Debatte zwischen EU-Staaten wegen Ukraine-Krieg entbrannt: Militär-Ausbildung in der Ukraine möglich?

„Wir müssen militärische und politische Überlegungen berücksichtigen, aber wir schließen diese Möglichkeit nicht aus“, sagte der schwedische Verteidigungsminister Pål Jonson. Ähnlich äußerten sich auch der estnische Minister Hanno Pevkur und sein niederländischer Kollege Ruben Brekelmans.
Der litauische Verteidigungsminister Laurynas Kasčiūnas sagte, niemand solle gezwungen werden, Ausbilderinnen und Ausbilder in die Ukraine zu schicken, aber es müsse zumindest im EU-Mandat für die laufende Ausbildungsmission im Ukraine-Krieg die Möglichkeit für einen Einsatz auch in der Ukraine geschaffen werden. Litauen setzt sich bereits seit längerem dafür ein, dem ukrainischen Wunsch nach Ausbildung auch auf ukrainischem Territorium nachzukommen.

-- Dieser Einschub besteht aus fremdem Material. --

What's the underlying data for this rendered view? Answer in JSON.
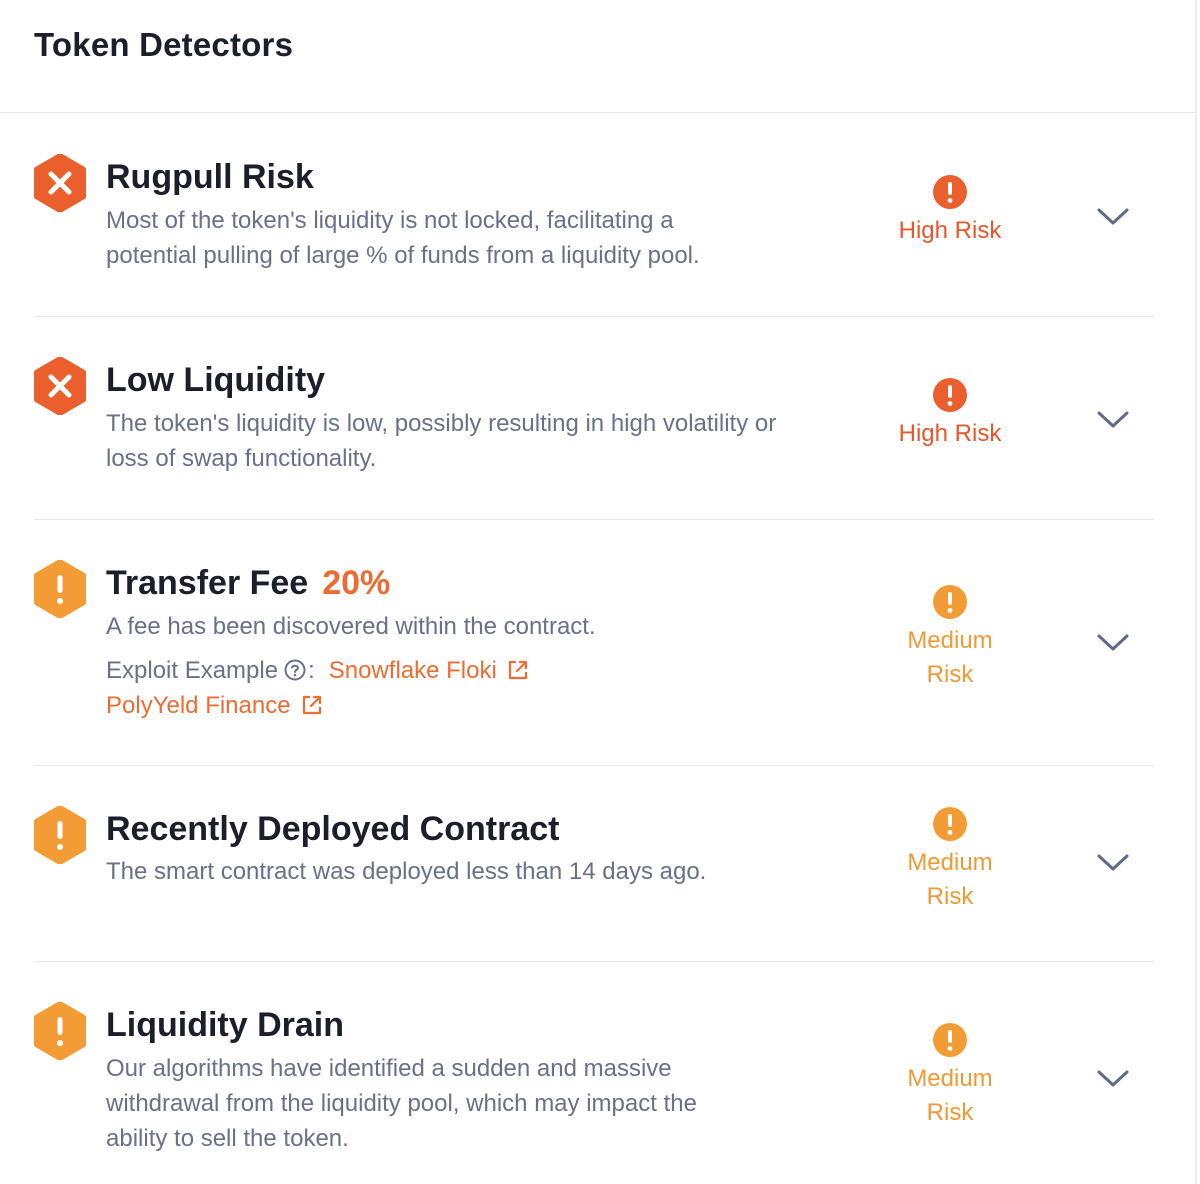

EU-Ausbildung von Militär in der Ukraine: Frankreich prescht vor, Deutschland zurückhaltend
Prominente Unterstützung hatte das Land zuletzt von Frankreichs Präsident Emmanuel Macron bekommen, der innerländisch derzeit (30. August) um sein politisches Überleben kämpft. Er hatte im Juni gesagt, es sei unter gewissen Umständen deutlich effizienter und praktischer, auf ukrainischem Boden auszubilden. Das entspricht der Sichtweise Kiews um Präsident Wolodymyr Selenskyj, der sich für die EU-Ausbildung in der Ukraine stark macht.
Der in Vertretung des deutschen Verteidigungsministers Boris Pistorius (SPD) nach Brüssel gereiste Staatssekretär Thomas Hitschler äußerte sich nicht zum Thema. Er verwies lediglich auf das deutsche Ziel, in diesem Jahr 10.000 Soldatinnen und Soldaten aus der Ukraine in Deutschland auszubilden.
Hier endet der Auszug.